28 Novembro 2025
"A tradição católica, seja qual for a sua avaliação, possui uma profundidade incomensurável com a vulgaridade abissal do trumpismo, nem mesmo com a sua natureza precisamente sincrética", escreve Fúlvio Ferrario, teólogo italiano e decano da Faculdade de Teologia Valdense, em Roma, em artigo publicado por Settimana News, 28-11-2025.
Eis o artigo.
A ascensão de Leão XIV ao trono papal parece ter desencadeado uma verdadeira euforia no catolicismo, que convencionalmente chamamos de "conservador". Poderíamos observar, mais precisamente, que a explosão de entusiasmo está ligada principalmente à saída de Francisco de cena. Desde o início de seu pontificado, esses setores de direita viam Bergoglio como um homem de mudança, determinado a conduzir a Igreja Católica a perigosos caminhos de inovação ou mesmo (o termo tem sido usado de forma exagerada) de "reforma".
Não é surpreendente que esse estereótipo tenha sido compartilhado e incentivado, naturalmente com avaliações opostas, por círculos católicos que se apresentam como "progressistas". O estilo popular, e até certo ponto populista, de Bergoglio, sua atenção a questões humanitárias globais como a migração e, de modo mais geral, seu toque sul-americano, relativamente novo para o cenário global da Praça São Pedro, forneceram combustível para essa narrativa, alimentando as preocupações angustiadas de alguns e os constantes anúncios de inovações surpreendentes por outros.
Francisco, por sua vez, comportou-se como uma espécie de "pároco da aldeia global", propondo seu próprio coquetel pessoal de benevolência, piedade popular, tradição e autoritarismo (este último menos visível na televisão, mas unanimemente confirmado por pessoas bem informadas, ou que se dizem bem informadas, de todas as correntes). A opinião deste autor é altamente inadequada para ser resumida por um rótulo como "progressismo", mesmo em seus termos mais vagos.
Até mesmo o dualismo com seu antecessor foi provavelmente construído e vivenciado mais pelos respectivos clãs do que pelos protagonistas, ambos bem cientes (é claro, cada um à sua maneira) de que uma instituição como o papado faz papas muito mais do que os papas fazem o papado. O célebre "caminho sinodal" foi uma boa síntese do "franciscanismo": um convite à discussão e à participação, com repetidas e abruptas interrupções à menor suspeita de sequer uma esperança de mudança estrutural.
Isso, porém, não foi suficiente para tranquilizar os "conservadores" nem para levar os "progressistas" a uma maior sobriedade. Os primeiros meses de Leão XIV parecem muito ponderados. Marcaram-se diferenças pessoais em relação ao papa argentino, mas também demonstrações de continuidade, a ponto de adotar a exortação apostólica Dilexit te, sobre a pobreza, que demonstra claramente suas raízes "franciscanas", as quais ele declarou imediatamente.

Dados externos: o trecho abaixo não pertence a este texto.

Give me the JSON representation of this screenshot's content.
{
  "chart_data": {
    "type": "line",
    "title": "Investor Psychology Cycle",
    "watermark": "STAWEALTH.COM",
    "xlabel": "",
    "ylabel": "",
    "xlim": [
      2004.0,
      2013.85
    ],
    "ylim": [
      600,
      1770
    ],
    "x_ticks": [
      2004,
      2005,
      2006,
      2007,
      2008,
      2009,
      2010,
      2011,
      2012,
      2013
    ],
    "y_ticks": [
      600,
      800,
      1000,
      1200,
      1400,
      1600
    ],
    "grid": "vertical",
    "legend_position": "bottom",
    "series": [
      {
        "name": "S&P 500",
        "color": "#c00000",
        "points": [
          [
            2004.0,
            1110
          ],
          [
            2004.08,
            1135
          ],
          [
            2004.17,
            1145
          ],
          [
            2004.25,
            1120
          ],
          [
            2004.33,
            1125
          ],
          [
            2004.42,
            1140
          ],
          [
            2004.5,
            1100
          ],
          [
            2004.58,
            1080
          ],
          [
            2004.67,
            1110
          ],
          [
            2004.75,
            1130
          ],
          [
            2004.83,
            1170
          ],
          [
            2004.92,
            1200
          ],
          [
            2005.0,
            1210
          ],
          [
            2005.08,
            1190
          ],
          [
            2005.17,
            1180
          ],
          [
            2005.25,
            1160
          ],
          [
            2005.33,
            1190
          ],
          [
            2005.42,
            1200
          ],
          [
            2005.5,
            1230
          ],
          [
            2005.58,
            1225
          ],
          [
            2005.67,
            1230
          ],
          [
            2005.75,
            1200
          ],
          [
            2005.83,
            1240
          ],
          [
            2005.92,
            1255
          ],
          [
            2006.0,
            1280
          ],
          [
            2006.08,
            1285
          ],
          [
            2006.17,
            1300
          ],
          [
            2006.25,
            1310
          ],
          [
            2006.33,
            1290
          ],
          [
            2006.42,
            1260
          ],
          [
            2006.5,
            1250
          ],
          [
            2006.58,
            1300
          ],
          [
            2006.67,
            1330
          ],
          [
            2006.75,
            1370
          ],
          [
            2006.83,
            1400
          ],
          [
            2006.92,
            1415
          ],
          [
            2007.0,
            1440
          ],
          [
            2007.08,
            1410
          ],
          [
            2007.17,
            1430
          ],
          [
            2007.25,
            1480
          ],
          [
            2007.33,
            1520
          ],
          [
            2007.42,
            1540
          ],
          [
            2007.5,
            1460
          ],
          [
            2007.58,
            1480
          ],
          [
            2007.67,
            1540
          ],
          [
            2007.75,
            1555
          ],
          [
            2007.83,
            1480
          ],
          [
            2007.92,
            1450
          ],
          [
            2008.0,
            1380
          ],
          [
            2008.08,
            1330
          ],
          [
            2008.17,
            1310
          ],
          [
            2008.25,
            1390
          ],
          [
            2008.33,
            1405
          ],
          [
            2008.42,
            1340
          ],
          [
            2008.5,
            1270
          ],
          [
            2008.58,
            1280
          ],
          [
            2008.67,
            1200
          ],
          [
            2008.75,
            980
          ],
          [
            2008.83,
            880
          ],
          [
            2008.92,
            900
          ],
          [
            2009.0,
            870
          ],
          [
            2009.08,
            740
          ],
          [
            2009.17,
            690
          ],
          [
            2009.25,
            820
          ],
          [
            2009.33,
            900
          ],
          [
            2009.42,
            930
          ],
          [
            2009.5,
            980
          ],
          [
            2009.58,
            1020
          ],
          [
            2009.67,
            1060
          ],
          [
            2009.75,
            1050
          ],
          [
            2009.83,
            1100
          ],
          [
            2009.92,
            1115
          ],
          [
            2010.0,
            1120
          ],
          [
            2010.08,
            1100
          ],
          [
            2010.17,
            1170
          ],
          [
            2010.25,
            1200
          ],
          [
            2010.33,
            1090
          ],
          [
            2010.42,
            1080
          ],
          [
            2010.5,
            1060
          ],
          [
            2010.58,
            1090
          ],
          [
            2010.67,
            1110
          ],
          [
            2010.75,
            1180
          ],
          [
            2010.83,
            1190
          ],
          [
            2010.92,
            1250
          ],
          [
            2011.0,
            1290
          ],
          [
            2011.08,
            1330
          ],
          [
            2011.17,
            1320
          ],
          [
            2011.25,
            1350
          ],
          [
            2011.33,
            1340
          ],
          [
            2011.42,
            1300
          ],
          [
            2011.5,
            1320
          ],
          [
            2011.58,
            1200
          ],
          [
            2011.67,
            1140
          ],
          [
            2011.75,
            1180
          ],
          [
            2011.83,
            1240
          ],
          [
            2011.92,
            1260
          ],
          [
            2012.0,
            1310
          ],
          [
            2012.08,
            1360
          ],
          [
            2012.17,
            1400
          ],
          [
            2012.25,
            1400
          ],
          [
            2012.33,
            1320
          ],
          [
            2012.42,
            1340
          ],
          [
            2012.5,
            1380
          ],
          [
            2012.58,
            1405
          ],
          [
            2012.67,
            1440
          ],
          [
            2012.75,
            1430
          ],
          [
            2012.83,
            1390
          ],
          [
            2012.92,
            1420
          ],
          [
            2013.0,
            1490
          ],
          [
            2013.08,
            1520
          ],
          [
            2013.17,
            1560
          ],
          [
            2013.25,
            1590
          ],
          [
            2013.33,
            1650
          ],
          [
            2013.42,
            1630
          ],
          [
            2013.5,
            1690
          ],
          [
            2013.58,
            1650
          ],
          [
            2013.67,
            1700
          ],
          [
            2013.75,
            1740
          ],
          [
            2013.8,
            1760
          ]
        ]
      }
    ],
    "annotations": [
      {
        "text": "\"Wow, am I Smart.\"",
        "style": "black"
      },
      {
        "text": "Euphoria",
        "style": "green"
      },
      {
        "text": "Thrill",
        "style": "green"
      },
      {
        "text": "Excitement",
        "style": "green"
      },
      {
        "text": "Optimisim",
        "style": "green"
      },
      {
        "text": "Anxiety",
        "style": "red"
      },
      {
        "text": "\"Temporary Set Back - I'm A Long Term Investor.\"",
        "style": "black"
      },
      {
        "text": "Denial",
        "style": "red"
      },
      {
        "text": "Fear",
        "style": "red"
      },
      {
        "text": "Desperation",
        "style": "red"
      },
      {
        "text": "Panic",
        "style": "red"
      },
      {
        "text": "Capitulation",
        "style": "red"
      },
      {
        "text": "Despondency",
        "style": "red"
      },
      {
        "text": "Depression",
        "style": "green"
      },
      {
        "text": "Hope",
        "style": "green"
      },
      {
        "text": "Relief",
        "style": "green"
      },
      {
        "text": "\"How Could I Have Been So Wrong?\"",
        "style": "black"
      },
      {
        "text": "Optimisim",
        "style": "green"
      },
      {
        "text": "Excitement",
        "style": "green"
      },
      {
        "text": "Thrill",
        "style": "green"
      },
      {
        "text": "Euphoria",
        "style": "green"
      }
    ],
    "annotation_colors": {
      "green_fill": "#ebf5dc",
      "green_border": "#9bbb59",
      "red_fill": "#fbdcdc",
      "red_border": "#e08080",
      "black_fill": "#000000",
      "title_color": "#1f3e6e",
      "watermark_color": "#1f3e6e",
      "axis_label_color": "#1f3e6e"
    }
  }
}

O observador externo, sem poder se gabar de informações de primeira mão do Vaticano (e, de fato, um tanto desorientado pelas informações de segunda, terceira e quarta mão, que são abundantes), é levado a considerar o atual entusiasmo da "Direita" católica em termos quase espelhados pelos da "Esquerda" (por assim dizer) em relação a Francisco: por um lado, uma forma marcante de pensamento ilusório, ou seja, uma tendência a sobrepor o desejo à realidade; por outro, uma tentativa de "colocar um limite" no novo pontificado, reivindicando-o para si.
No entanto, estamos apenas no começo e, sem dúvida, com o tempo, vários elementos emergirão com mais clareza. Uma característica particularmente interessante será a atitude de Leão em relação ao sincretismo religioso de direita que parece estar desenfreado sob Trump e que tem seu apoiador católico mais visível em J.D. Vance. Como o papa americano com cidadania peruana pretende se posicionar?
Por um lado, classe social não é água, e a tradição católica, seja qual for a sua avaliação, possui uma profundidade incomensurável com a vulgaridade abissal do trumpismo, nem mesmo com a sua natureza precisamente sincrética. Por outro lado, continua sendo verdade que "os inimigos dos meus inimigos (e os inimigos do Vaticano são sempre os mesmos: a cultura woke, seja lá o que isso signifique, os direitos civis, a luta contra o aborto clandestino, a visão secular da democracia e da educação, e coisas do gênero) são meus amigos", pelo menos em certo sentido, pelo menos por um tempo.
Quem sabe, talvez os "conservadores" realmente tenham algum motivo para comemorar.